IUCN Director General Inger Andersen visited the West African region from 25 February to 4 March 2018. She visited Mauritania and Senegal where IUCN has had a presence since 1986. This visit was an opportunity for the Director General to breathe new life into the region.
IUCN is celebrates its 70th anniversary in 2018 and the Director General’s first visit to the region since taking office in 2015 was an opportunity to celebrate this event. She used the occasion to invite all stakeholders to become more involved in the protection of our planet for the well-being of all, and to join in the 70th anniversary celebrations taking place around the world this year.
During her stay, Ms. Inger Andersen met with the leaders of the countries visited to discuss the environmental agenda at both the global and regional levels. Meeting with IUCN staff, Members, Commission experts and Union partners, she discussed major environmental challenges and prospects for collaboration for a healthier world that values and conserves nature.
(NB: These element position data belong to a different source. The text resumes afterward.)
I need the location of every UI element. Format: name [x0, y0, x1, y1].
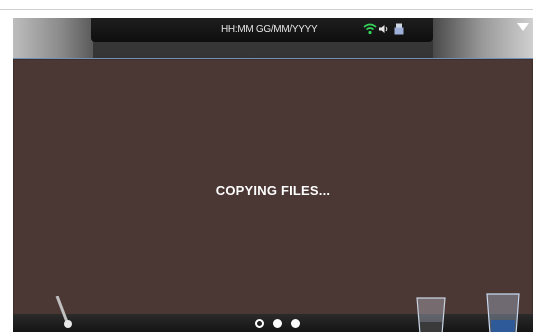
- header-divider: [0, 9, 533, 10]
- steam-wand-icon: [55, 296, 72, 328]
- usb-icon: [394, 23, 404, 35]
- status-bar: HH:MM GG/MM/YYYY: [91, 18, 433, 42]
- page-dot[interactable]: [255, 319, 264, 328]
- page-dot-active[interactable]: [273, 319, 282, 328]
- wifi-icon: [363, 23, 377, 35]
- glass-cup-icon: [486, 293, 520, 332]
- page-dot[interactable]: [291, 319, 300, 328]
- device-screen: HH:MM GG/MM/YYYY COPYING FILES...: [13, 18, 533, 332]
- copying-dialog: COPYING FILES...: [13, 58, 533, 315]
- datetime-label: HH:MM GG/MM/YYYY: [221, 24, 318, 35]
- top-header-strip: [0, 0, 533, 16]
- screen-top-left-bezel: [13, 18, 93, 60]
- copying-message: COPYING FILES...: [215, 183, 331, 198]
- speaker-icon: [379, 25, 388, 33]
- page-indicator: [253, 317, 323, 331]
- glass-cup-icon: [416, 297, 446, 332]
- chevron-down-icon[interactable]: [517, 23, 529, 31]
This visit to the region also provided Ms Andersen the possibility of sharing her vision of IUCN, as Director General, for the coming years.
In Mauritania, where she made her first stop (from 25 February to 7 March 2018), the Director-General held high-level meetings with the highest authorities in the country, including President Mohamed Ould Abdel Aziz and Prime Minister Minister Yahya Ould Hademine, Minister of Environment and Sustainable Development, Amedi Camara, Secretary General of the Government, Minister Zeinabou Ely Salem, Speaker of the National Assembly, Mohammed Ould Boilil and other ministers, including Isselkou Ould Ahmed Izid Bih (Foreign Affairs and Cooperation) and Nani Ould Chrouga (Fisheries and Maritime Economy). A Memorandum of Understanding was signed by the Minister of Environment and Sustainable Development, highlighting the strenghtening of the collaboration between IUCN and Mauritania, and demonstrating Mauritania’s intention of joining the Union as a State Member.
The challenges of nature conservation are all the greater as this country has a wide coastal strip, which is an integral part of the Great Green Wall project in sub-Saharan Africa. Ms Andersen reiterated the importance and strategic position of the country in addressing the environmental challenges of the sub-region and called for more commitments to nature. IUCN has also decided to continue advocacy with financial partners to support conservation efforts in the country's coastal zone.
In Senegal, in addition to staff and Members of the Union, the Director-General met with many public figures, including the Prime Minister's Cabinet Director, the Minister of Foreign Affairs and Senegalese citizens abroad, Sidiki Kaba, the Minister of the Environment and Sustainable Development, Mame Thierno Dieng, the President of the National Assembly, Moustapha Niasse and the President of the Economic, Social and Environmental Council, Mrs. Aminata Tall. Ms Andersen also congratulated Senegal for its commitment to nature conservation, and renewed the call for continued cooperation with IUCN in the same dynamic. "We are going to expand our efforts to protect and restore mangroves in Senegal, and we have seen that in areas where there is no mangrove, the sea is the most advanced. Mangronves are natural barriers to coastal erosion. We will concentrate our work in the Saloum Delta and the Senegal River Valley ", she explained. To this end, the Director General announced: "We have projects under negotiation that run between 10 and 12 million dollars in Senegal. We will be in Senegal to discuss all these issues in July 2018". This step allowed the Director General to participate in a pre-COP Ramsar regional meeting in Dakar.
All of these announcements and the signing of the Memorandum of Understanding have supported IUCN in further strengthening its position in these countries in particular, and in the region in general.